With less than a week to go until the end of September and the beginning of the fourth quarter, it looks as if the stage is set for a painful decline for the rest of 2023.
The S&P is down around 4% so far this month, and has lost 6.5%, or 300 points, since it poked its head above 4,600 at the end of July. This high also marked the S&P's best level since March 2022.
It does feel as if the bullish momentum is waning, and this appears to be borne out by a quick glance at the standard MACD. Just looking at the chart, the area around 4,300 could offer mild support, having acted as resistance in early June, and more significantly, in August last year. We'll see.
If we don't get a significant break of support, it could be that the blood-letting over the last two months may be all we get. That pull-back may have taken sufficient froth off the top of the market for the bulls to step in once again, and look to challenge the record high just above 4,800 from January 2022.

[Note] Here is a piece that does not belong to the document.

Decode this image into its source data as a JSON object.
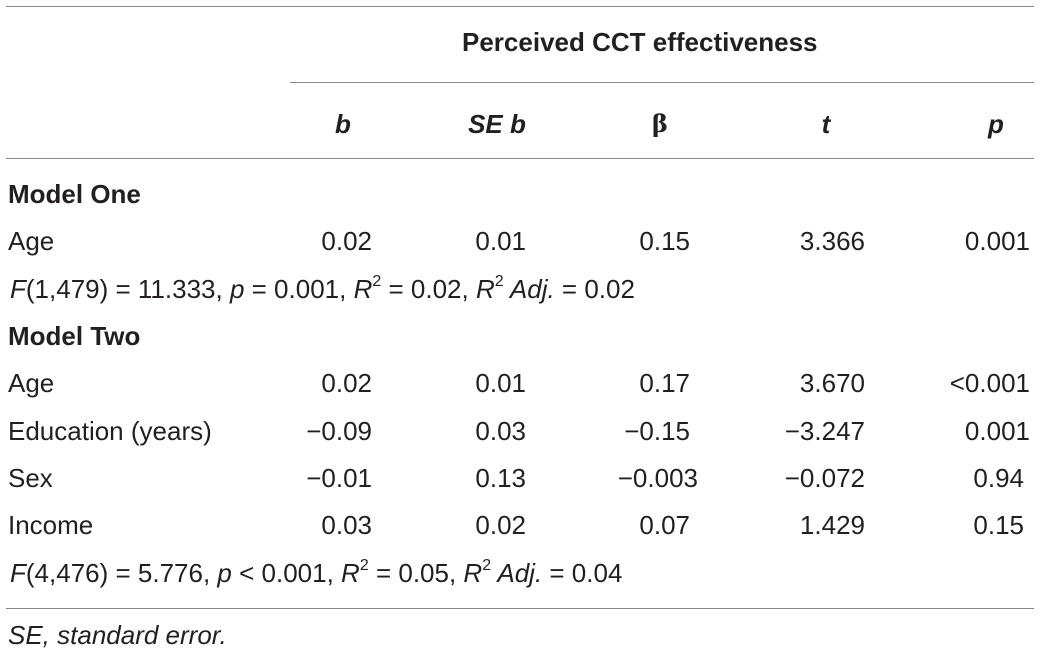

The consensus view after last week's FOMC meeting is that we've got a 'hawkish' Federal Reserve, ready to hike rates further to stifle inflation. The accompanying surge in US Treasury yields should be enough to persuade stock market bulls to run for the hills.
Or should it?
With the FOMC's inflation and economic growth forecasts higher than they were in June, and with the Unemployment Rate still holding near historic lows, surely the Fed should have hiked last week rather than pausing? Perhaps they're not so hawkish after all. And those Treasury yields are looking quite attractive now.
Overall, the market is at a critical juncture. It's quite possible that the next few days could help settle market direction for the rest of the year.